Now, to me this meant that Windows, in its infinite wisdom felt that I needed better security. About a ago right after I got home from school the Security permissions on my entire second hard drive were re-applied so that only the CREATER OWNER user was allowed to access and modify any files. Thankfully, I just logged in as the user and correct all of the problems. This time the same thing happened, however the registry and group policies were set to the appropriate permissions. Forcibly changing the permissions and gpupdating would make the appropriate changes, but the settings would reset themselves.

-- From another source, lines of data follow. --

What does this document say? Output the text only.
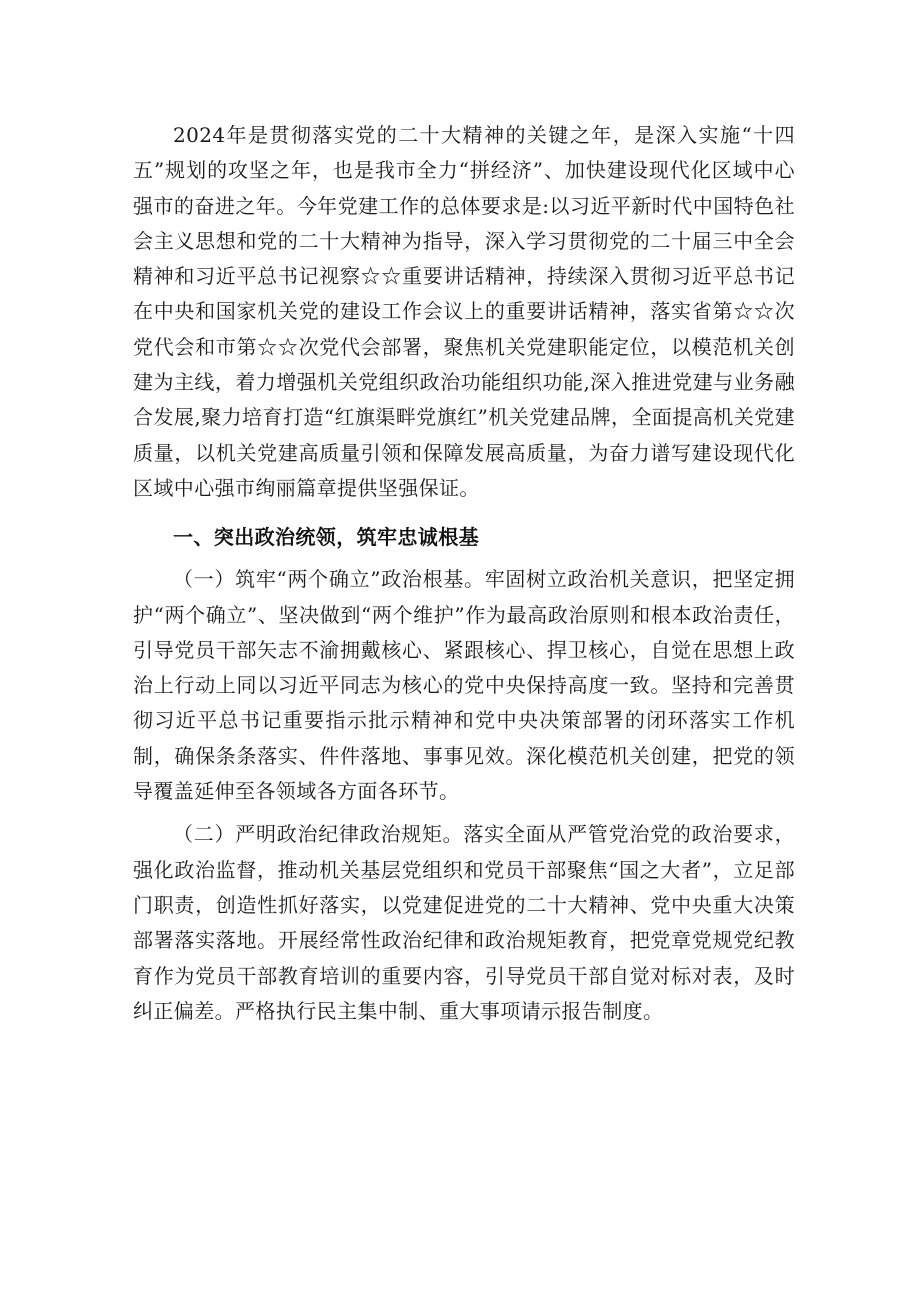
2024年是贯彻落实党的二十大精神的关键之年，是深入实施“十四五”规划的攻坚之年，也是我市全力“拼经济”、加快建设现代化区域中心强市的奋进之年。今年党建工作的总体要求是:以习近平新时代中国特色社会主义思想和党的二十大精神为指导，深入学习贯彻党的二十届三中全会精神和习近平总书记视察☆☆重要讲话精神，持续深入贯彻习近平总书记在中央和国家机关党的建设工作会议上的重要讲话精神，落实省第☆☆次党代会和市第☆☆次党代会部署，聚焦机关党建职能定位，以模范机关创建为主线，着力增强机关党组织政治功能组织功能,深入推进党建与业务融合发展,聚力培育打造“红旗渠畔党旗红”机关党建品牌，全面提高机关党建质量，以机关党建高质量引领和保障发展高质量，为奋力谱写建设现代化区域中心强市绚丽篇章提供坚强保证。

一、突出政治统领，筑牢忠诚根基

（一）筑牢“两个确立”政治根基。牢固树立政治机关意识，把坚定拥护“两个确立”、坚决做到“两个维护”作为最高政治原则和根本政治责任，引导党员干部矢志不渝拥戴核心、紧跟核心、捍卫核心，自觉在思想上政治上行动上同以习近平同志为核心的党中央保持高度一致。坚持和完善贯彻习近平总书记重要指示批示精神和党中央决策部署的闭环落实工作机制，确保条条落实、件件落地、事事见效。深化模范机关创建，把党的领导覆盖延伸至各领域各方面各环节。

（二）严明政治纪律政治规矩。落实全面从严管党治党的政治要求，强化政治监督，推动机关基层党组织和党员干部聚焦“国之大者”，立足部门职责，创造性抓好落实，以党建促进党的二十大精神、党中央重大决策部署落实落地。开展经常性政治纪律和政治规矩教育，把党章党规党纪教育作为党员干部教育培训的重要内容，引导党员干部自觉对标对表，及时纠正偏差。严格执行民主集中制、重大事项请示报告制度。
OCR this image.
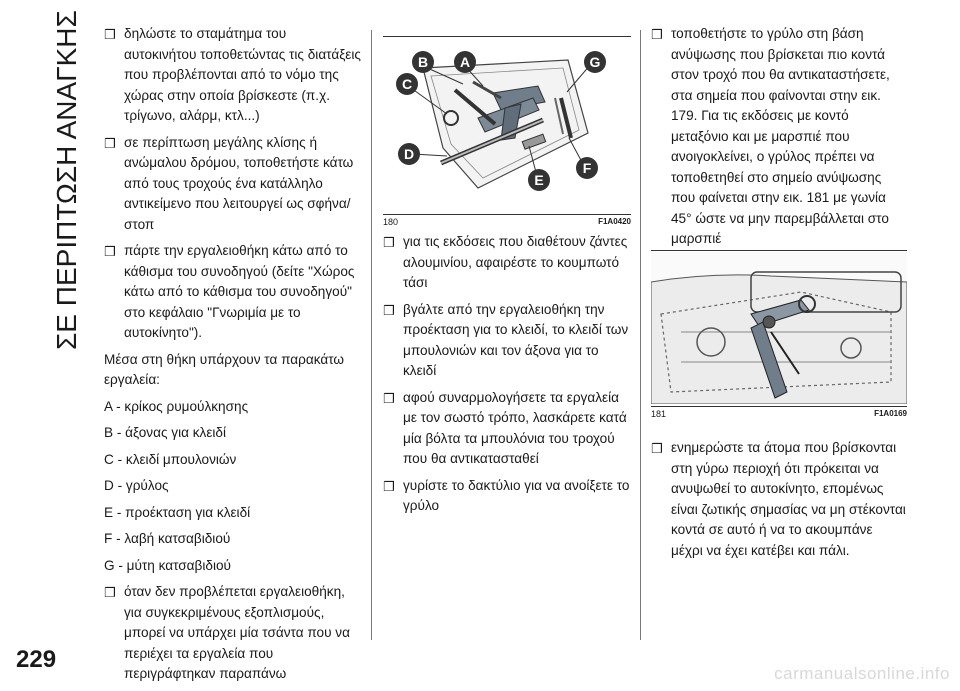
ΣΕ ΠΕΡΙΠΤΩΣΗ ΑΝΑΓΚΗΣ
229
carmanualsonline.info
❒ δηλώστε το σταμάτημα του αυτοκινήτου τοποθετώντας τις διατάξεις που προβλέπονται από το νόμο της χώρας στην οποία βρίσκεστε (π.χ. τρίγωνο, αλάρμ, κτλ...)
❒ σε περίπτωση μεγάλης κλίσης ή ανώμαλου δρόμου, τοποθετήστε κάτω από τους τροχούς ένα κατάλληλο αντικείμενο που λειτουργεί ως σφήνα/στοπ
❒ πάρτε την εργαλειοθήκη κάτω από το κάθισμα του συνοδηγού (δείτε "Χώρος κάτω από το κάθισμα του συνοδηγού" στο κεφάλαιο "Γνωριμία με το αυτοκίνητο").
Μέσα στη θήκη υπάρχουν τα παρακάτω εργαλεία:
A - κρίκος ρυμούλκησης
B - άξονας για κλειδί
C - κλειδί μπουλονιών
D - γρύλος
E - προέκταση για κλειδί
F - λαβή κατσαβιδιού
G - μύτη κατσαβιδιού
❒ όταν δεν προβλέπεται εργαλειοθήκη, για συγκεκριμένους εξοπλισμούς, μπορεί να υπάρχει μία τσάντα που να περιέχει τα εργαλεία που περιγράφτηκαν παραπάνω
B A	G
C
D
E
F
180	F1A0420
❒ για τις εκδόσεις που διαθέτουν ζάντες αλουμινίου, αφαιρέστε το κουμπωτό τάσι
❒ βγάλτε από την εργαλειοθήκη την προέκταση για το κλειδί, το κλειδί των μπουλονιών και τον άξονα για το κλειδί
❒ αφού συναρμολογήσετε τα εργαλεία με τον σωστό τρόπο, λασκάρετε κατά μία βόλτα τα μπουλόνια του τροχού που θα αντικατασταθεί
❒ γυρίστε το δακτύλιο για να ανοίξετε το γρύλο
❒ τοποθετήστε το γρύλο στη βάση ανύψωσης που βρίσκεται πιο κοντά στον τροχό που θα αντικαταστήσετε, στα σημεία που φαίνονται στην εικ. 179. Για τις εκδόσεις με κοντό μεταξόνιο και με μαρσπιέ που ανοιγοκλείνει, ο γρύλος πρέπει να τοποθετηθεί στο σημείο ανύψωσης που φαίνεται στην εικ. 181 με γωνία 45° ώστε να μην παρεμβάλλεται στο μαρσπιέ
181	F1A0169
❒ ενημερώστε τα άτομα που βρίσκονται στη γύρω περιοχή ότι πρόκειται να ανυψωθεί το αυτοκίνητο, επομένως είναι ζωτικής σημασίας να μη στέκονται κοντά σε αυτό ή να το ακουμπάνε μέχρι να έχει κατέβει και πάλι.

In addition, there were two orphaned SIDs in the permissions group. I used a short vbscript to resolve the SIDs to Usernames. It turns out that these SIDs resolved to my administrator username and my daily user, both of which were also listed in the permissions properties. Oddly enough, doing a lookup by the username instead of the SID returned a different ID. Apparently last night there was a short power outage and a loss of network connectivity for about 3 minutes (as best I can tell from my Event Logs) my PC dropped 32 of Event 51 (An error was detected on device \Device\Harddisk2 during a paging operation.) At the same time there were several MRxSmb Errors (Event ID 3019). This attempt at accessing My Documents from a remote PC coupled with a loss in network and a short power outage MAY have caused some corruption in my group policies and resulted in the problems that I had above.

Fed up, I had to use SECEDIT to rebuild and reassign permissions and policies based upon a database and ini file assigned to it. Since this is a secondary drive, I had to create a config file for the directory by hand which I had never done before. To be safe, I also rebuilt my default Windows policies (which can be found in the file C:\WINDOWS\Repair\secsetup.ini).

Anyway, this was an interesting problem but I am pissed off about it. On the other hand, I wish Windows 2003 Server wasn't so expensive. I would setup a full domain here at the house instead of just my lonely Windows XP Desktop and the Linux Server I've been playing with. With all of the crap that Microsoft gets, Active Directory is an awesome product.